Ich möchte im Folgenden auf die umstrittenen Thesen des österreichischen Literaturwissenschaftlers und Autors Raoul Schrott eingehen, die er in seinem 2008 erschienenen Buch „Homers Heimat. Der Kampf um Troja und seine realen Hintergründe“ vorgelegt hat. Homer sei demnach ein griechischer Schreiber in assyrischen Diensten gewesen und habe in der zweiten Hälfte des siebenten Jahrhunderts in Kilikien gelebt und gearbeitet. Er sei also ein griechisches Migrantenkind gewesen und in der griechischen Diaspora im assyrischen Herrschaftsbereich aufgewachsen. Troja sei denn auch nicht in der Troas zu suchen, sondern sei vielmehr in der Südosttürkei zu lokalisieren, genauer in Karatepe. Ich möchte ganz kondensiert die Hauptthesen Schrotts referieren und dann kurz aus meiner Sicht auf sie eingehen:
Vieles bei Homer sei orientalisch geprägt, die Kulturkontaktzone zwischen Ost und West sei Kilikien gewesen. Die Fachwissenschaften dächten in Schubladen und würden die anatolischen bzw. orientalischen Hintergründe ausblenden. Die Beschreibung Trojas bei Homer passe besser zu Karatepe in Kilikien als zu Hissarlik. Etymologisch sei vieles bei Homer aus dem Assyrischen abzuleiten. Die Ilias wird bei Schrott zum Schlüsselroman: Die Assyrer seien die Vorlage für die angreifenden Griechen gewesen, die Trojaner demnach die einheimischen Kilikier. Homer beschreibe also letztendlich Kämpfe zwischen Assyrern und Kilikiern.

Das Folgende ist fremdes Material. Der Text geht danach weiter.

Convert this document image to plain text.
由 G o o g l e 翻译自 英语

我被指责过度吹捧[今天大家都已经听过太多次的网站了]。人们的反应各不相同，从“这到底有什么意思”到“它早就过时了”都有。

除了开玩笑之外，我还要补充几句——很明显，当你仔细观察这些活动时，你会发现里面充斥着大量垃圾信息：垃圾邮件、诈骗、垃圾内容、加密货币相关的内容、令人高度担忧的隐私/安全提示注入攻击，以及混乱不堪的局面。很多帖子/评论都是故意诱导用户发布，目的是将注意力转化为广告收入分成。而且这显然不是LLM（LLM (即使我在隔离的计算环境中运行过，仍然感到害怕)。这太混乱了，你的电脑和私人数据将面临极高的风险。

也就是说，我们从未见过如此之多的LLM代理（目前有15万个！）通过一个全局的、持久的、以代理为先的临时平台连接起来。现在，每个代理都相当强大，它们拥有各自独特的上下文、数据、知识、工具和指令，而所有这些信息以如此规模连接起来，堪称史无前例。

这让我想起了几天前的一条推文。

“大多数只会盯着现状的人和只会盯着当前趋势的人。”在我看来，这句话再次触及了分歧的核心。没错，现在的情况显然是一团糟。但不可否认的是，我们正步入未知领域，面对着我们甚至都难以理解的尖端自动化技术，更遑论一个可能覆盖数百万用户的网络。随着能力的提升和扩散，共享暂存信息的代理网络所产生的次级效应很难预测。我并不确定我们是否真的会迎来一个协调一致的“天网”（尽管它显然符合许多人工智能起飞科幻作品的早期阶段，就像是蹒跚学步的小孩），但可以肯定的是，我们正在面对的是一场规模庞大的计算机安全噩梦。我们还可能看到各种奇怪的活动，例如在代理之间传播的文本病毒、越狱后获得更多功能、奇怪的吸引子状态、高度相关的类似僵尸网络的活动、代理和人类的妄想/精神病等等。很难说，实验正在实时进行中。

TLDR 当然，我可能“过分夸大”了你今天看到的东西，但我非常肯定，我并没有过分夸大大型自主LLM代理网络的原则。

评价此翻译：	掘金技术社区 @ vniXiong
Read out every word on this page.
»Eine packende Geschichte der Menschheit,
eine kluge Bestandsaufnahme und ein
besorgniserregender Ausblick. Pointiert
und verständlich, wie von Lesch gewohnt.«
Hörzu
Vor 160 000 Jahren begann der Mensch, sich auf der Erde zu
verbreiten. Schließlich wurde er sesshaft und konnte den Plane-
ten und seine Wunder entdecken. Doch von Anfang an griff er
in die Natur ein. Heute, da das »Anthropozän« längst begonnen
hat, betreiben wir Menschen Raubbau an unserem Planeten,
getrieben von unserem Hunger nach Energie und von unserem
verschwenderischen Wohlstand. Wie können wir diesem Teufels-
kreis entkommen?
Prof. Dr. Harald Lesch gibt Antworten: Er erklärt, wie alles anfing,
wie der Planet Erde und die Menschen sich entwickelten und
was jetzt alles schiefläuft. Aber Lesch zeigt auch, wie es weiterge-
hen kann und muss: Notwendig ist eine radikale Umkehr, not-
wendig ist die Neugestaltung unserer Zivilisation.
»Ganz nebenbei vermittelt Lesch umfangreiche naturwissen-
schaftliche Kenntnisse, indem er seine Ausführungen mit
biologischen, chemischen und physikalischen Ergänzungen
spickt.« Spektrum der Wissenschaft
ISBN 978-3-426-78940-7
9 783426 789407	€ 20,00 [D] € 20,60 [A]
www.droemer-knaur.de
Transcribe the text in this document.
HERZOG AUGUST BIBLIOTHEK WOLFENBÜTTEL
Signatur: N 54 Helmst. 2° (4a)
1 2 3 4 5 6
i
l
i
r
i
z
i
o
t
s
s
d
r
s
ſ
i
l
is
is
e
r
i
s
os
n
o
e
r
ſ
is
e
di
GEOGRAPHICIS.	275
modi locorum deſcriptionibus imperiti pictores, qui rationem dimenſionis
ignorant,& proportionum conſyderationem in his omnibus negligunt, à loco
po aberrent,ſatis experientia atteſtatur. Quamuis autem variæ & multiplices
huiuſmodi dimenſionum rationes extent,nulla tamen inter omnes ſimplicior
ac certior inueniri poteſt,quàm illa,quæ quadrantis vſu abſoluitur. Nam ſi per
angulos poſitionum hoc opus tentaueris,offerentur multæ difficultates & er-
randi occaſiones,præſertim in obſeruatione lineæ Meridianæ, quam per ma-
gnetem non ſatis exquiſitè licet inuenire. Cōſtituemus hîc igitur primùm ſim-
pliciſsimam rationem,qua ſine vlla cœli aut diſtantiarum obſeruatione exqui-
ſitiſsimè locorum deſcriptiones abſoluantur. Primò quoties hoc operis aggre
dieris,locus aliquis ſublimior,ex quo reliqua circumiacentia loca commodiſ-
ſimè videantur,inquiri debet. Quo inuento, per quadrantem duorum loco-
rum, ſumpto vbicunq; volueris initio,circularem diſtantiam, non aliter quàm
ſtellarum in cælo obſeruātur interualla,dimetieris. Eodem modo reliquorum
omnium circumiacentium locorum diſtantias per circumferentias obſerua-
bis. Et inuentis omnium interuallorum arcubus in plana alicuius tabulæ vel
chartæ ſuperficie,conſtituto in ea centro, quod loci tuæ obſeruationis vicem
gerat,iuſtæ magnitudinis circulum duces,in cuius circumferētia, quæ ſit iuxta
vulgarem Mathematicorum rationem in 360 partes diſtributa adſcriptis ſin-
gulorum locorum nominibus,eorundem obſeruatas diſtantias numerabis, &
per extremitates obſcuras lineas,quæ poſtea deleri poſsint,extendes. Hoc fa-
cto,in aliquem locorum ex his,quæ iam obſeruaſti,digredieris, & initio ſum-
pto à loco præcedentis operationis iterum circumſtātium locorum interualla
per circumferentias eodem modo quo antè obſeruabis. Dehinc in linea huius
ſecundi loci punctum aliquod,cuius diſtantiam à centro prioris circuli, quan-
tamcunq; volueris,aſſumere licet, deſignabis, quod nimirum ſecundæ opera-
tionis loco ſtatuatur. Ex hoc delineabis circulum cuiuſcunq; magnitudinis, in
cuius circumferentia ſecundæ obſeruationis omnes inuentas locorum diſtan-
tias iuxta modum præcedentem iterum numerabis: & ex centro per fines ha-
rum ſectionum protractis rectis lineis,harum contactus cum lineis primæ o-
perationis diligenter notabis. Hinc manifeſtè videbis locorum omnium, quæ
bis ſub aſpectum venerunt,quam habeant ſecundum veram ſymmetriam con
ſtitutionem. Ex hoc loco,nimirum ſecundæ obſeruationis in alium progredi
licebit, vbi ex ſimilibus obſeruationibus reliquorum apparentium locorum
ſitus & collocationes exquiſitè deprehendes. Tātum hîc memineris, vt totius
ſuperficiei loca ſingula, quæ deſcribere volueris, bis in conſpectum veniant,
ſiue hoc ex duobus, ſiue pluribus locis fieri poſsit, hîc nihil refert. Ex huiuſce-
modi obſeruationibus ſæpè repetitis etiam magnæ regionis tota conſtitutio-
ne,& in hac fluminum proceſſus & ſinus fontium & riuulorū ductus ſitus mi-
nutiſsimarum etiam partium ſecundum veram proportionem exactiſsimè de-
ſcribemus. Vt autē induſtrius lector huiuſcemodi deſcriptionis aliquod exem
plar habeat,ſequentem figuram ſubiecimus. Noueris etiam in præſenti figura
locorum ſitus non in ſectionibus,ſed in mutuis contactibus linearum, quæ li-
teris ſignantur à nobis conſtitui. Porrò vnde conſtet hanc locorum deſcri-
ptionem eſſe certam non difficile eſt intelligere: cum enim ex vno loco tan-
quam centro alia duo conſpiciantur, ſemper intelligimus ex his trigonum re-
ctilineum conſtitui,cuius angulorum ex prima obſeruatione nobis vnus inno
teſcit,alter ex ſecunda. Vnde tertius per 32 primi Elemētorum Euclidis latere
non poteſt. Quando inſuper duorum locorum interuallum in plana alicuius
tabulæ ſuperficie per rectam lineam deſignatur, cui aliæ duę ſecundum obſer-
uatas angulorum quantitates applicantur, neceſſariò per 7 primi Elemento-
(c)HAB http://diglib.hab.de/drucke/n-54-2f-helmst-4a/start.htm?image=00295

Diese Thesen wurden, soweit ich sehe, fast einhellig von der Forschung abgelehnt, übrigens auch von beiden Seiten des Troja-Streites, nur mit unterschiedlichen Akzentuierungen. Vorsichtigen Zuspruch hat Schrott bislang nur von den Althistorikern Christoph Ulf und Robert Rollinger erfahren, die Schrotts Thesen als Anregung verstehen, sich wieder verstärkt mit den orientalischen Vorgaben auseinanderzusetzen und von Walter Burkert, einem der besten Kenner der orientalisierenden Epoche, der seine Reaktion in der rhetorischen Frage: Warum nicht Karatepe, bündelte.
Ich versuche nun, die Gegenargumente der Forschung zu bündeln und mit einigen eigenen Überlegungen zu versehen: Der große Medienhype war meines Erachtens übertrieben. Man schmälert Homers Leistung nicht, wenn man ihn von West- nach Ostanatolien verlegt. Bislang hat man ja Ionien, vielleicht sogar Smyrna als seine Heimat angenommen. Auch nach Schrott bleibt Homer ja muttersprachlich ein Grieche.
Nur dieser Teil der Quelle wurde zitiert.